On Monday, the Russian state-funded television network RT America met a Justice Department deadline to register as a “foreign agent” under the Foreign Agents Registration Act (FARA). RT rejects the designation and has vowed to mount a court challenge, but says the possibility of asset freezes and arrests forced it to comply.
The demand is unusual. Although hundreds of foreign entities are registered under FARA, international media outlets are almost entirely exempt, and none have registered in over a decade. RT America is headquartered in Washington, DC, and RT has bureaus in several other cities. Its operational structure closely resembles US-based, state-owned counterparts like BBC America, Al Jazeera English, and China’s CCTV, yet RT stands alone in being compelled to register under a law established in 1938 to counter Nazi propaganda.
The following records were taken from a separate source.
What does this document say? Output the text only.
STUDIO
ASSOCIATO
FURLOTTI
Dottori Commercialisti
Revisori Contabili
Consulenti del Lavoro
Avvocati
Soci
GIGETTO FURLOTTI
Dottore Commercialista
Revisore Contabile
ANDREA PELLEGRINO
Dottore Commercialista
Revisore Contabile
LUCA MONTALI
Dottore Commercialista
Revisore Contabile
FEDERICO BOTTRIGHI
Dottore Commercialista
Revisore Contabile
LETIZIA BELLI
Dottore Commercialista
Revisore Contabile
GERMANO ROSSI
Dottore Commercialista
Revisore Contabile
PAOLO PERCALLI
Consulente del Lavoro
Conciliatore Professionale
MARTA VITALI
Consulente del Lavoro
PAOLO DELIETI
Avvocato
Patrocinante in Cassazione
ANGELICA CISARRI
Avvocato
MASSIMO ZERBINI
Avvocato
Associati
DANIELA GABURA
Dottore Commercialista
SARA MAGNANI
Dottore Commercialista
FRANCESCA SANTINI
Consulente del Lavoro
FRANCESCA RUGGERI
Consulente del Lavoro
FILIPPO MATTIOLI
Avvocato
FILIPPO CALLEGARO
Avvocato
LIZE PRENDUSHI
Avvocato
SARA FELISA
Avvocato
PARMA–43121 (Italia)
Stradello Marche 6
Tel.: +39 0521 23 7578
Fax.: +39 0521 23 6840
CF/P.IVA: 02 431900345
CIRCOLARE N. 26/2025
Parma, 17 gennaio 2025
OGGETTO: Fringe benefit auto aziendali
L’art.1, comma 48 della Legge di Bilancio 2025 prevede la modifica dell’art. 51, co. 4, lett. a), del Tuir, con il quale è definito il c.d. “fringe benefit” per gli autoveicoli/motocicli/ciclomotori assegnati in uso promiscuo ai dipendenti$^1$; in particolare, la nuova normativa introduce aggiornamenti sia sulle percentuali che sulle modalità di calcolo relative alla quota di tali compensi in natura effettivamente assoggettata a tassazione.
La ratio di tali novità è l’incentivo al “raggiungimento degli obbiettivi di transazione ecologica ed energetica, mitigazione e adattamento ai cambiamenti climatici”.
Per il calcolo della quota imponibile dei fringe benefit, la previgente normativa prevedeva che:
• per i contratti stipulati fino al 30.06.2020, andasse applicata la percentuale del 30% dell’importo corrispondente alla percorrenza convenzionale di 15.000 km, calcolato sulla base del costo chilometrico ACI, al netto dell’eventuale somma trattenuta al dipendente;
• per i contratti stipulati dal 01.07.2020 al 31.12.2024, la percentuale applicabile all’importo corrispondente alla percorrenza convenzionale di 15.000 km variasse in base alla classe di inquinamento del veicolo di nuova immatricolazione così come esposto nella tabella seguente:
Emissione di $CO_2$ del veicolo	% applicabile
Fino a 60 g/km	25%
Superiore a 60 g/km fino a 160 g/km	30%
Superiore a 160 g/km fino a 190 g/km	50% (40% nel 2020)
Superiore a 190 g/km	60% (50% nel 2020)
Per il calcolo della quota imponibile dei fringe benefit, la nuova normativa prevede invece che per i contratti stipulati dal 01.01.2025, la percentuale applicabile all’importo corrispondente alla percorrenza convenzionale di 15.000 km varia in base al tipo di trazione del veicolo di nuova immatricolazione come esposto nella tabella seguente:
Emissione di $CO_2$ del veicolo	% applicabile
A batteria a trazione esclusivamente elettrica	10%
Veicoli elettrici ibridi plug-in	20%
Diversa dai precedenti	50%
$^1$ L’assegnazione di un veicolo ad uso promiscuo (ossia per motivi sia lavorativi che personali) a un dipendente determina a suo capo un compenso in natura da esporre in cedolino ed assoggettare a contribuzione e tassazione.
The Justice Department has not offered a detailed public explanation. But in a January 2017 report accusing Russia of interfering in the 2016 election to elect Donald Trump, the Office of the Director of National Intelligence determined that RT and sister radio network Sputnik “contributed to the influence campaign by serving as a platform for Kremlin messaging.”
The DNI report does not say if RT had an influence on the American electorate, an unlikely prospect given that its “platform” boasts less than 30,000 daily viewers (and is deemed so marginal that Nielsen excludes it from a survey of the nation’s top 94 cable networks). Instead, the network is chiefly faulted for “highlight[ing] criticism of alleged US shortcomings in democracy and civil liberties.” A lengthy appendix—written in 2012, four years before the election—critiques RT for covering Occupy Wall Street and depicting the “current US political system as corrupt and dominated by corporations”; running “anti-fracking programming, highlighting environmental issues and the impacts on public health”; hosting “third-party candidate debates and [running] reporting supportive of the political agenda of these candidates”; and airing programs like Breaking the Set, which is described by the DNI as offering—before ending its run in February 2015—“criticism of US and Western governments as well as the promotion of radical discontent.”
As a foreign agent, RT says it could be forced to hand over the private data of its employees, disclose any contacts with US officials or media, and file its content with the Justice Department within two days of transmission. Decrying what it calls a violation of “democracy and freedom of speech principles,” RT says the foreign-agent designation will subject it to “conditions in which we cannot work” in an attempt to “drive [RT] out of the country.”